Building a Backtesting Engine That Doesn't Lie to You
Every quantitative trader has had this experience: backtest shows 200% annual returns. Live trading shows -15%.
The problem is almost never the strategy. It's the backtest. Most backtesting engines lie through optimistic assumptions.
The 5 Lies Most Backtests Tell
Lie 1: Perfect Fills
Most engines assume your order fills at the exact price you see. In reality:
- Market orders fill at the ask (buying) or bid (selling), not the mid-price
- Large orders move the market (slippage)
- During volatility, fills can be 5-10 ticks worse than expected
My engine models this:
def simulate_fill(order, market_data):
spread = market_data.ask - market_data.bid
slippage = spread * 0.5 # Conservative: half the spread
if order.side == 'BUY':
fill_price = market_data.ask + slippage
else:
fill_price = market_data.bid - slippage
return fill_price
Lie 2: Unlimited Liquidity
Your backtest buys 10,000 shares instantly. In reality, that order takes minutes to fill and the price moves against you.
I cap position sizes relative to average volume:
max_position = daily_avg_volume * 0.01 # Never more than 1% of daily volume
Lie 3: No Transaction Costs
Commissions, exchange fees, SEC fees, and financing costs add up fast. On ES futures, round-trip costs are ~$4.50 per contract. On 100 trades/day, that's $450 in friction.
Lie 4: Look-Ahead Bias
The most dangerous lie. If your indicators use tomorrow's data to make today's decision, your backtest will look incredible and your live trading will be random.
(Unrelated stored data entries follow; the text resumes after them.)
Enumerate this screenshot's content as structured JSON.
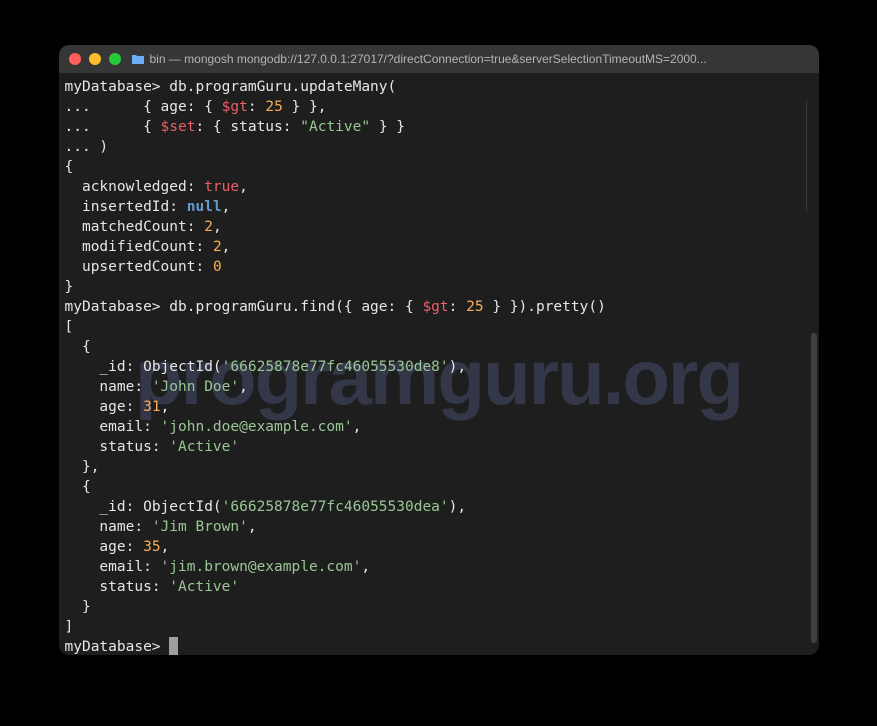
{
  "window": {
    "title": "bin — mongosh mongodb://127.0.0.1:27017/?directConnection=true&serverSelectionTimeoutMS=2000..."
  },
  "watermark": "programguru.org",
  "prompt": "myDatabase>",
  "cmd1": {
    "part1": "db.programGuru.updateMany(",
    "line2": {
      "cont": "...      ",
      "open": "{ ",
      "k1": "age",
      "sep1": ": { ",
      "op": "$gt",
      "sep2": ": ",
      "val": "25",
      "close": " } },"
    },
    "line3": {
      "cont": "...      ",
      "open": "{ ",
      "op": "$set",
      "sep1": ": { ",
      "k1": "status",
      "sep2": ": ",
      "val": "\"Active\"",
      "close": " } }"
    },
    "line4": "... )"
  },
  "result1": {
    "open": "{",
    "ack_k": "acknowledged",
    "ack_v": "true",
    "ins_k": "insertedId",
    "ins_v": "null",
    "mc_k": "matchedCount",
    "mc_v": "2",
    "mod_k": "modifiedCount",
    "mod_v": "2",
    "up_k": "upsertedCount",
    "up_v": "0",
    "close": "}"
  },
  "cmd2": {
    "pre": "db.programGuru.find({ ",
    "k1": "age",
    "sep1": ": { ",
    "op": "$gt",
    "sep2": ": ",
    "val": "25",
    "post": " } }).pretty()"
  },
  "find": {
    "open": "[",
    "docs": [
      {
        "id_v": "'66625878e77fc46055530de8'",
        "name_v": "'John Doe'",
        "age_v": "31",
        "email_v": "'john.doe@example.com'",
        "status_v": "'Active'"
      },
      {
        "id_v": "'66625878e77fc46055530dea'",
        "name_v": "'Jim Brown'",
        "age_v": "35",
        "email_v": "'jim.brown@example.com'",
        "status_v": "'Active'"
      }
    ],
    "close": "]"
  },
  "labels": {
    "id": "_id",
    "objid": "ObjectId(",
    "objid_close": "),",
    "name": "name",
    "age": "age",
    "email": "email",
    "status": "status"
  }
}
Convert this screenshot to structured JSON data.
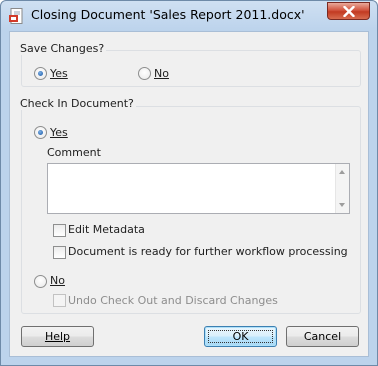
{
  "window": {
    "title": "Closing Document 'Sales Report 2011.docx'",
    "app_icon": "office-document-icon",
    "close_icon": "close-icon"
  },
  "save_changes": {
    "title": "Save Changes?",
    "options": [
      {
        "label": "Yes",
        "checked": true
      },
      {
        "label": "No",
        "checked": false
      }
    ]
  },
  "check_in": {
    "title": "Check In Document?",
    "yes_label": "Yes",
    "yes_checked": true,
    "comment_label": "Comment",
    "comment_value": "",
    "edit_metadata_label": "Edit Metadata",
    "edit_metadata_checked": false,
    "workflow_label": "Document is ready for further workflow processing",
    "workflow_checked": false,
    "no_label": "No",
    "no_checked": false,
    "undo_label": "Undo Check Out and Discard Changes",
    "undo_checked": false,
    "undo_disabled": true
  },
  "buttons": {
    "help": "Help",
    "ok": "OK",
    "cancel": "Cancel"
  },
  "colors": {
    "accent": "#1d5ba8",
    "close_button": "#c23a22",
    "titlebar": "#bcd3ec"
  }
}
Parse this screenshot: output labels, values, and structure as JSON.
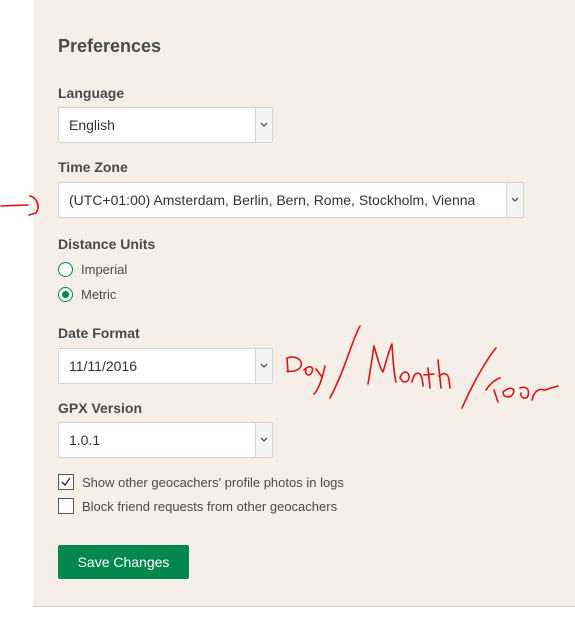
{
  "preferences": {
    "title": "Preferences",
    "language": {
      "label": "Language",
      "value": "English"
    },
    "time_zone": {
      "label": "Time Zone",
      "value": "(UTC+01:00) Amsterdam, Berlin, Bern, Rome, Stockholm, Vienna"
    },
    "distance_units": {
      "label": "Distance Units",
      "options": [
        {
          "label": "Imperial",
          "selected": false
        },
        {
          "label": "Metric",
          "selected": true
        }
      ]
    },
    "date_format": {
      "label": "Date Format",
      "value": "11/11/2016"
    },
    "gpx_version": {
      "label": "GPX Version",
      "value": "1.0.1"
    },
    "checkboxes": [
      {
        "label": "Show other geocachers' profile photos in logs",
        "checked": true
      },
      {
        "label": "Block friend requests from other geocachers",
        "checked": false
      }
    ],
    "save_label": "Save Changes"
  },
  "annotations": {
    "handwritten_text": "Day/Month/Year",
    "ink_color": "#e01010"
  },
  "colors": {
    "accent": "#02874d",
    "panel_bg": "#f5efe7"
  }
}
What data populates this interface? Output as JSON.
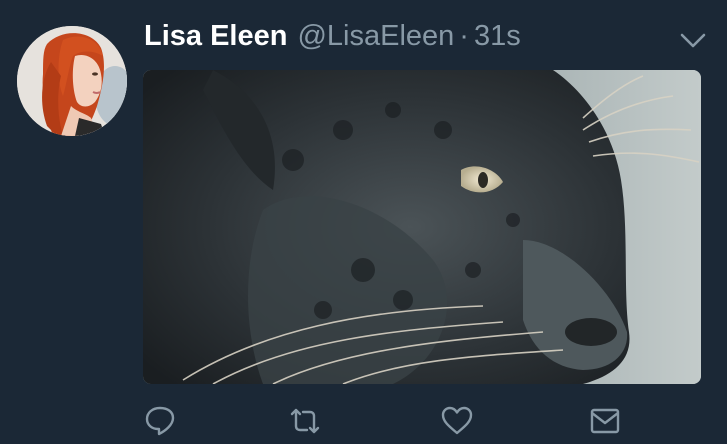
{
  "tweet": {
    "display_name": "Lisa Eleen",
    "handle": "@LisaEleen",
    "separator": "·",
    "time": "31s"
  },
  "icons": {
    "menu": "chevron-down-icon",
    "reply": "reply-icon",
    "retweet": "retweet-icon",
    "like": "heart-icon",
    "message": "envelope-icon"
  },
  "colors": {
    "background": "#1b2836",
    "name": "#ffffff",
    "secondary": "#8899a6"
  }
}
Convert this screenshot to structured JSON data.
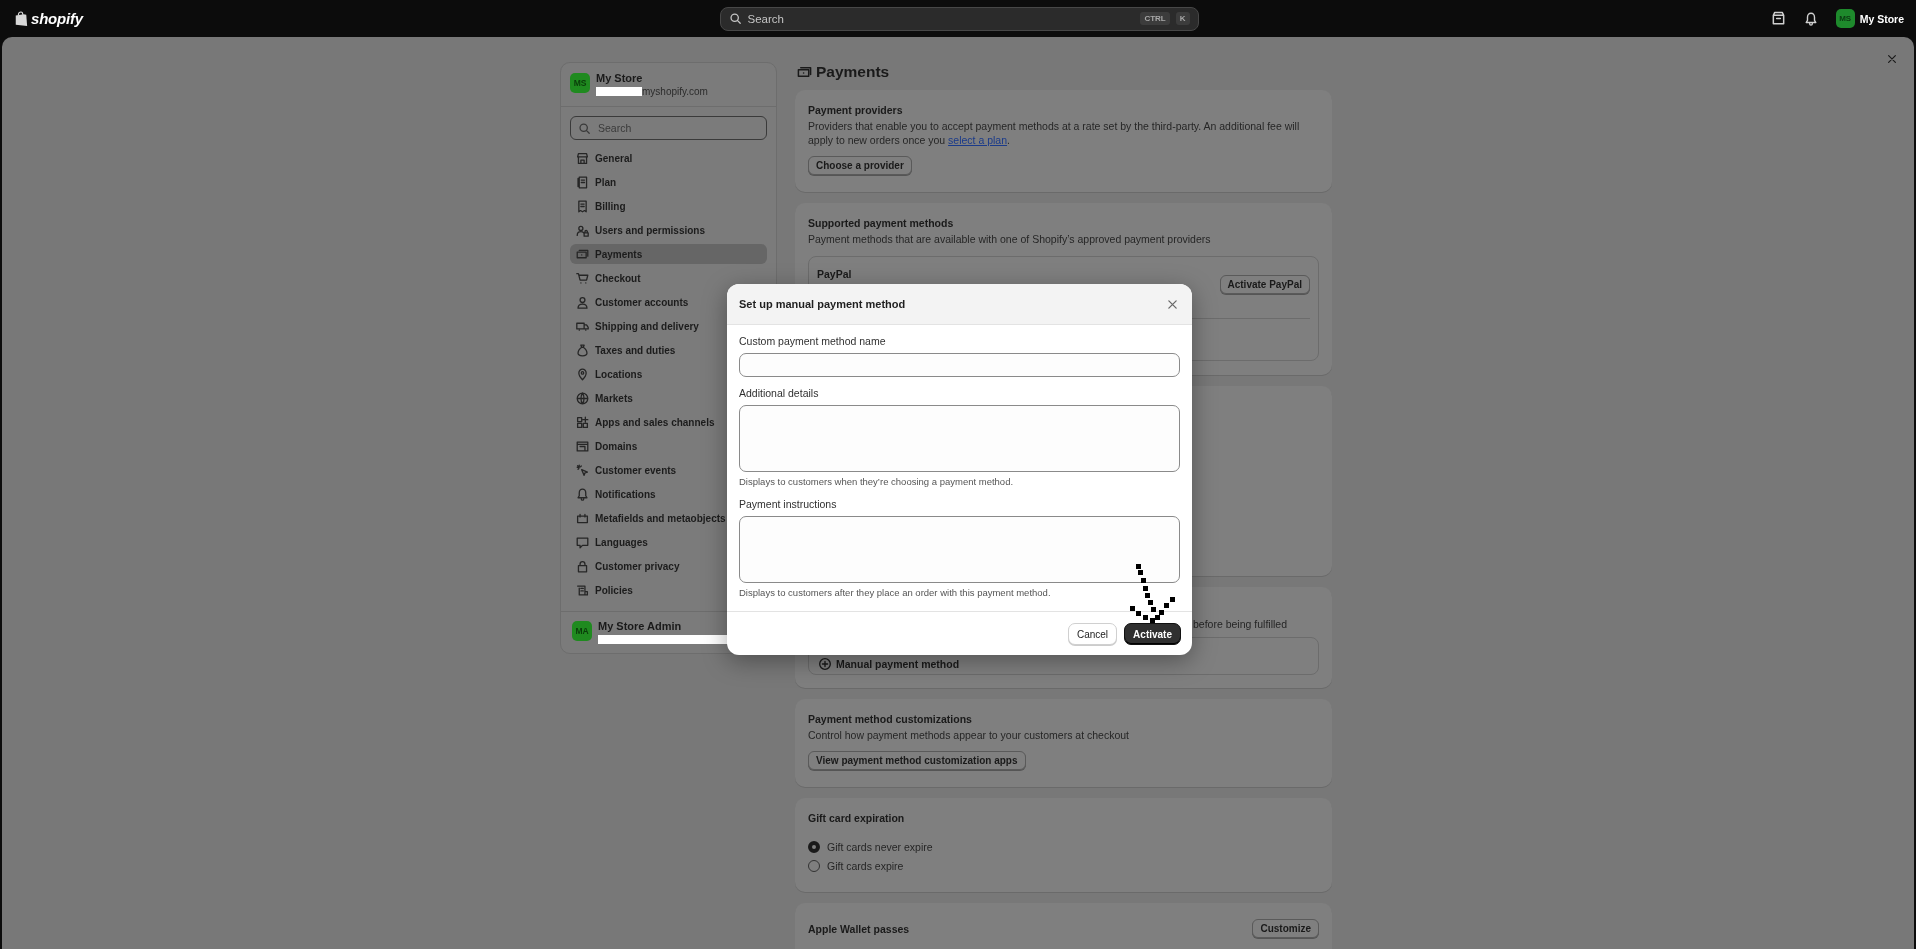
{
  "top_bar": {
    "logo": "shopify",
    "search": {
      "placeholder": "Search",
      "shortcut": [
        "CTRL",
        "K"
      ]
    },
    "account": {
      "initials": "MS",
      "name": "My Store"
    }
  },
  "sidebar": {
    "store": {
      "initials": "MS",
      "name": "My Store",
      "domain": "myshopify.com"
    },
    "search": {
      "placeholder": "Search"
    },
    "items": [
      {
        "label": "General",
        "selected": false
      },
      {
        "label": "Plan",
        "selected": false
      },
      {
        "label": "Billing",
        "selected": false
      },
      {
        "label": "Users and permissions",
        "selected": false
      },
      {
        "label": "Payments",
        "selected": true
      },
      {
        "label": "Checkout",
        "selected": false
      },
      {
        "label": "Customer accounts",
        "selected": false
      },
      {
        "label": "Shipping and delivery",
        "selected": false
      },
      {
        "label": "Taxes and duties",
        "selected": false
      },
      {
        "label": "Locations",
        "selected": false
      },
      {
        "label": "Markets",
        "selected": false
      },
      {
        "label": "Apps and sales channels",
        "selected": false
      },
      {
        "label": "Domains",
        "selected": false
      },
      {
        "label": "Customer events",
        "selected": false
      },
      {
        "label": "Notifications",
        "selected": false
      },
      {
        "label": "Metafields and metaobjects",
        "selected": false
      },
      {
        "label": "Languages",
        "selected": false
      },
      {
        "label": "Customer privacy",
        "selected": false
      },
      {
        "label": "Policies",
        "selected": false
      }
    ],
    "footer": {
      "initials": "MA",
      "name": "My Store Admin"
    }
  },
  "page": {
    "title": "Payments",
    "cards": [
      {
        "kind": "section",
        "title": "Payment providers",
        "description": "Providers that enable you to accept payment methods at a rate set by the third-party. An additional fee will apply to new orders once you ",
        "link": "select a plan",
        "description_end": ".",
        "button": "Choose a provider"
      },
      {
        "kind": "methods",
        "title": "Supported payment methods",
        "description": "Payment methods that are available with one of Shopify’s approved payment providers",
        "methods": [
          {
            "name": "PayPal",
            "button": "Activate PayPal"
          }
        ]
      },
      {
        "kind": "covered"
      },
      {
        "kind": "manual",
        "description": "before being fulfilled",
        "button": "Manual payment method"
      },
      {
        "kind": "section",
        "title": "Payment method customizations",
        "description": "Control how payment methods appear to your customers at checkout",
        "button": "View payment method customization apps"
      },
      {
        "kind": "radio",
        "title": "Gift card expiration",
        "options": [
          {
            "label": "Gift cards never expire",
            "selected": true
          },
          {
            "label": "Gift cards expire",
            "selected": false
          }
        ]
      },
      {
        "kind": "header_button",
        "title": "Apple Wallet passes",
        "button": "Customize"
      }
    ]
  },
  "modal": {
    "title": "Set up manual payment method",
    "fields": [
      {
        "kind": "input",
        "label": "Custom payment method name"
      },
      {
        "kind": "textarea",
        "label": "Additional details",
        "help": "Displays to customers when they’re choosing a payment method."
      },
      {
        "kind": "textarea",
        "label": "Payment instructions",
        "help": "Displays to customers after they place an order with this payment method."
      }
    ],
    "buttons": [
      {
        "kind": "secondary",
        "label": "Cancel"
      },
      {
        "kind": "primary",
        "label": "Activate"
      }
    ]
  }
}
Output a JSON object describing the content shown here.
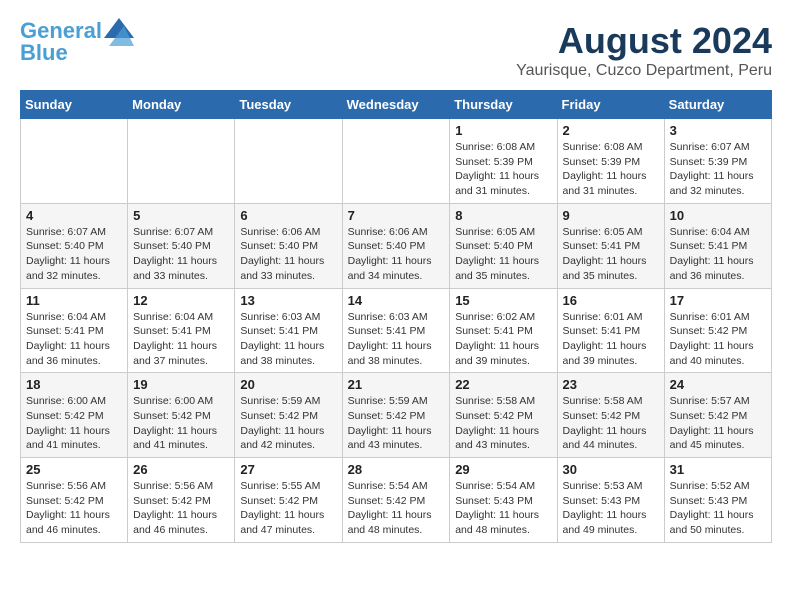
{
  "logo": {
    "line1": "General",
    "line2": "Blue"
  },
  "title": "August 2024",
  "subtitle": "Yaurisque, Cuzco Department, Peru",
  "weekdays": [
    "Sunday",
    "Monday",
    "Tuesday",
    "Wednesday",
    "Thursday",
    "Friday",
    "Saturday"
  ],
  "weeks": [
    [
      {
        "day": "",
        "detail": ""
      },
      {
        "day": "",
        "detail": ""
      },
      {
        "day": "",
        "detail": ""
      },
      {
        "day": "",
        "detail": ""
      },
      {
        "day": "1",
        "detail": "Sunrise: 6:08 AM\nSunset: 5:39 PM\nDaylight: 11 hours and 31 minutes."
      },
      {
        "day": "2",
        "detail": "Sunrise: 6:08 AM\nSunset: 5:39 PM\nDaylight: 11 hours and 31 minutes."
      },
      {
        "day": "3",
        "detail": "Sunrise: 6:07 AM\nSunset: 5:39 PM\nDaylight: 11 hours and 32 minutes."
      }
    ],
    [
      {
        "day": "4",
        "detail": "Sunrise: 6:07 AM\nSunset: 5:40 PM\nDaylight: 11 hours and 32 minutes."
      },
      {
        "day": "5",
        "detail": "Sunrise: 6:07 AM\nSunset: 5:40 PM\nDaylight: 11 hours and 33 minutes."
      },
      {
        "day": "6",
        "detail": "Sunrise: 6:06 AM\nSunset: 5:40 PM\nDaylight: 11 hours and 33 minutes."
      },
      {
        "day": "7",
        "detail": "Sunrise: 6:06 AM\nSunset: 5:40 PM\nDaylight: 11 hours and 34 minutes."
      },
      {
        "day": "8",
        "detail": "Sunrise: 6:05 AM\nSunset: 5:40 PM\nDaylight: 11 hours and 35 minutes."
      },
      {
        "day": "9",
        "detail": "Sunrise: 6:05 AM\nSunset: 5:41 PM\nDaylight: 11 hours and 35 minutes."
      },
      {
        "day": "10",
        "detail": "Sunrise: 6:04 AM\nSunset: 5:41 PM\nDaylight: 11 hours and 36 minutes."
      }
    ],
    [
      {
        "day": "11",
        "detail": "Sunrise: 6:04 AM\nSunset: 5:41 PM\nDaylight: 11 hours and 36 minutes."
      },
      {
        "day": "12",
        "detail": "Sunrise: 6:04 AM\nSunset: 5:41 PM\nDaylight: 11 hours and 37 minutes."
      },
      {
        "day": "13",
        "detail": "Sunrise: 6:03 AM\nSunset: 5:41 PM\nDaylight: 11 hours and 38 minutes."
      },
      {
        "day": "14",
        "detail": "Sunrise: 6:03 AM\nSunset: 5:41 PM\nDaylight: 11 hours and 38 minutes."
      },
      {
        "day": "15",
        "detail": "Sunrise: 6:02 AM\nSunset: 5:41 PM\nDaylight: 11 hours and 39 minutes."
      },
      {
        "day": "16",
        "detail": "Sunrise: 6:01 AM\nSunset: 5:41 PM\nDaylight: 11 hours and 39 minutes."
      },
      {
        "day": "17",
        "detail": "Sunrise: 6:01 AM\nSunset: 5:42 PM\nDaylight: 11 hours and 40 minutes."
      }
    ],
    [
      {
        "day": "18",
        "detail": "Sunrise: 6:00 AM\nSunset: 5:42 PM\nDaylight: 11 hours and 41 minutes."
      },
      {
        "day": "19",
        "detail": "Sunrise: 6:00 AM\nSunset: 5:42 PM\nDaylight: 11 hours and 41 minutes."
      },
      {
        "day": "20",
        "detail": "Sunrise: 5:59 AM\nSunset: 5:42 PM\nDaylight: 11 hours and 42 minutes."
      },
      {
        "day": "21",
        "detail": "Sunrise: 5:59 AM\nSunset: 5:42 PM\nDaylight: 11 hours and 43 minutes."
      },
      {
        "day": "22",
        "detail": "Sunrise: 5:58 AM\nSunset: 5:42 PM\nDaylight: 11 hours and 43 minutes."
      },
      {
        "day": "23",
        "detail": "Sunrise: 5:58 AM\nSunset: 5:42 PM\nDaylight: 11 hours and 44 minutes."
      },
      {
        "day": "24",
        "detail": "Sunrise: 5:57 AM\nSunset: 5:42 PM\nDaylight: 11 hours and 45 minutes."
      }
    ],
    [
      {
        "day": "25",
        "detail": "Sunrise: 5:56 AM\nSunset: 5:42 PM\nDaylight: 11 hours and 46 minutes."
      },
      {
        "day": "26",
        "detail": "Sunrise: 5:56 AM\nSunset: 5:42 PM\nDaylight: 11 hours and 46 minutes."
      },
      {
        "day": "27",
        "detail": "Sunrise: 5:55 AM\nSunset: 5:42 PM\nDaylight: 11 hours and 47 minutes."
      },
      {
        "day": "28",
        "detail": "Sunrise: 5:54 AM\nSunset: 5:42 PM\nDaylight: 11 hours and 48 minutes."
      },
      {
        "day": "29",
        "detail": "Sunrise: 5:54 AM\nSunset: 5:43 PM\nDaylight: 11 hours and 48 minutes."
      },
      {
        "day": "30",
        "detail": "Sunrise: 5:53 AM\nSunset: 5:43 PM\nDaylight: 11 hours and 49 minutes."
      },
      {
        "day": "31",
        "detail": "Sunrise: 5:52 AM\nSunset: 5:43 PM\nDaylight: 11 hours and 50 minutes."
      }
    ]
  ]
}
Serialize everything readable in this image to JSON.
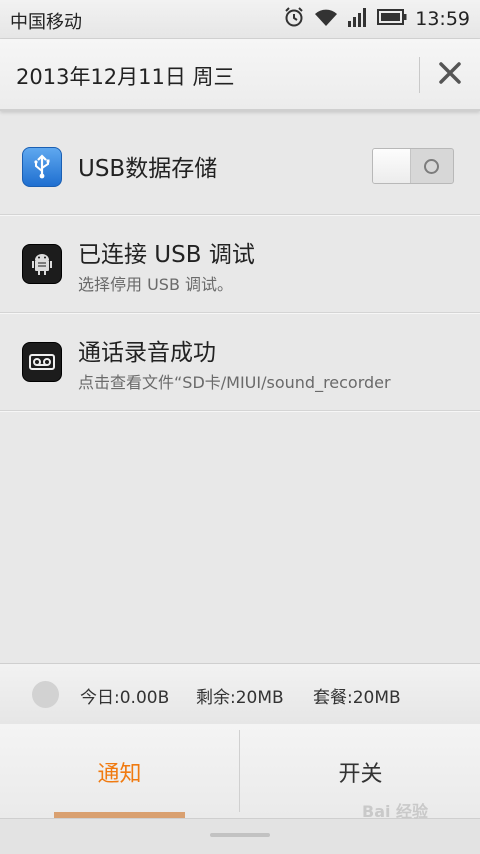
{
  "status_bar": {
    "carrier": "中国移动",
    "time": "13:59",
    "icons": [
      "alarm-icon",
      "wifi-icon",
      "signal-icon",
      "battery-icon"
    ]
  },
  "header": {
    "date": "2013年12月11日 周三",
    "close_icon": "close-icon"
  },
  "notifications": [
    {
      "icon": "usb-icon",
      "title": "USB数据存储",
      "toggle_on": false
    },
    {
      "icon": "android-debug-icon",
      "title": "已连接 USB 调试",
      "subtitle": "选择停用 USB 调试。"
    },
    {
      "icon": "voice-record-icon",
      "title": "通话录音成功",
      "subtitle": "点击查看文件“SD卡/MIUI/sound_recorder"
    }
  ],
  "data_usage": {
    "today": "今日:0.00B",
    "remaining": "剩余:20MB",
    "plan": "套餐:20MB"
  },
  "tabs": [
    {
      "label": "通知",
      "active": true
    },
    {
      "label": "开关",
      "active": false
    }
  ],
  "colors": {
    "accent": "#f07a10",
    "indicator": "#d9a070"
  },
  "watermark": "Bai 经验"
}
I enforce strict temporal ordering: every signal at time T uses only data from T-1 and earlier.
Lie 5: Survivorship Bias
If you're testing stock strategies, you're probably testing on stocks that survived to today. The ones that went bankrupt aren't in your dataset. This inflates returns.
The Engine Architecture
class BacktestEngine:
def __init__(self, strategy, data, config):
self.strategy = strategy
self.data = data
self.broker = SimulatedBroker(config)
self.portfolio = Portfolio(config.initial_capital)
def run(self):
for timestamp, bar in self.data.iterrows():
# 1. Update portfolio with fills from previous bar
self.broker.process_fills(bar)
# 2. Strategy generates signals using PREVIOUS bar data
signal = self.strategy.on_bar(
bar=self.data.loc[:timestamp].iloc[:-1], # Exclude current bar
portfolio=self.portfolio
)
# 3. Convert signals to orders with position sizing
if signal:
order = self.risk_manager.size_order(
signal, self.portfolio, bar
)
self.broker.submit(order)
# 4. Record state for analysis
self.portfolio.record_snapshot(timestamp)
Key design decisions:
- Event-driven, not vectorized: Each bar is processed sequentially. Slower, but guarantees temporal correctness.
- Strategy only sees past data: The
iloc[:-1]ensures no look-ahead. - Broker simulates realistic fills: Slippage, commissions, partial fills.
Metrics That Matter
I report these metrics using quantstats and empyrical:
| Metric | What It Tells You | Red Flag Threshold |
|---|---|---|
| Sharpe Ratio | Risk-adjusted return | Below 1.0 |
| Max Drawdown | Worst peak-to-trough | Above 25% |
| Win Rate | % of winning trades | Below 40% |
| Profit Factor | Gross profit / Gross loss | Below 1.5 |
| Expectancy | Average $ per trade | Below 0 (obviously) |
| Recovery Factor | Net profit / Max drawdown | Below 3.0 |
If your Sharpe is above 3.0 in a backtest, you're probably overfitting. Real-world Sharpes for systematic strategies are typically 0.8-2.0.
Walk-Forward Optimization
I never optimize parameters on the full dataset. Instead:
- Train on 2019-2021
- Validate on 2022
- Test on 2023
- Re-train on 2020-2022
- Validate on 2023
- Test on 2024
This walk-forward approach ensures the strategy generalizes to unseen data. If it only works on one specific period, it's curve-fit.
The Bottom Line
A good backtesting engine is one that makes your strategies look worse than they are. If your backtest results are conservative and your live trading beats them, you've built a trustworthy system.